Bagging & Boosting Algorithms
Bagging is used when the goal is to reduce the variance of a decision tree classifier. Here the objective is to create several subsets of data from training samples chosen randomly with replacement. Each collection of subset data is used to train their decision trees. As a result, we get an ensemble of different models. Average of all the predictions from different trees are used which is more robust than a single decision tree classifier.
- Suppose there are N observations and M features in the training data set. A sample from the training data set is taken randomly with replacement.
- A subset of M features is selected randomly and whichever feature gives the best split is used to split the node iteratively.
- The tree is grown to the largest.
Boosting is used to create a collection of predictors. In this technique, learners are learned sequentially with early learners fitting simple models to the data and then analyzing data for errors. Consecutive trees (random sample) are fit and at every step, the goal is to improve the accuracy from the prior tree. When an input is misclassified by a hypothesis, its weight is increased so that the next hypothesis is more likely to classify it correctly.
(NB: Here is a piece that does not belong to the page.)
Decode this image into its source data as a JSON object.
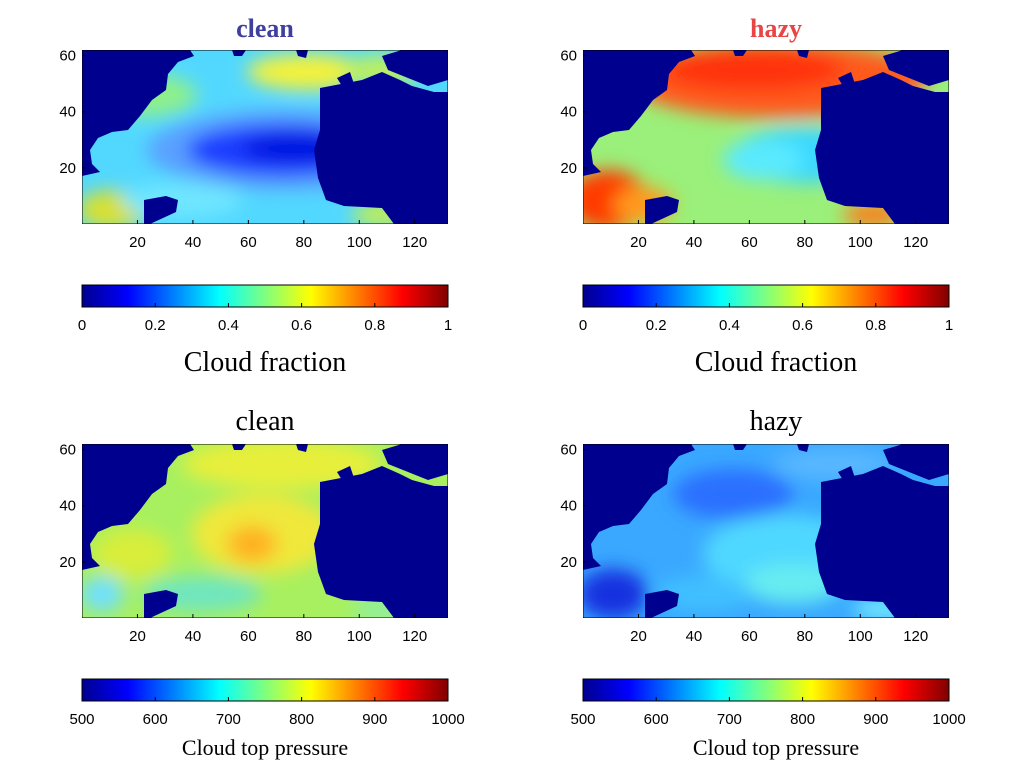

This process converts weak learners into better performing models.
- Draw a random subset of training samples d1 without replacement from the training set D to train a weak learner C1
- Draw second random training subset d2 without replacement from the training set and add 50 percent of the samples that were previously falsely classified/misclassified to train a weak learner C2
- Find the training samples d3 in the training set D on which C1 and C2 disagree to train a third weak learner C3
- Combine all the weak learners via majority voting.
- The above steps are repeated n times and prediction is given based on the aggregation of predictions from n number of trees.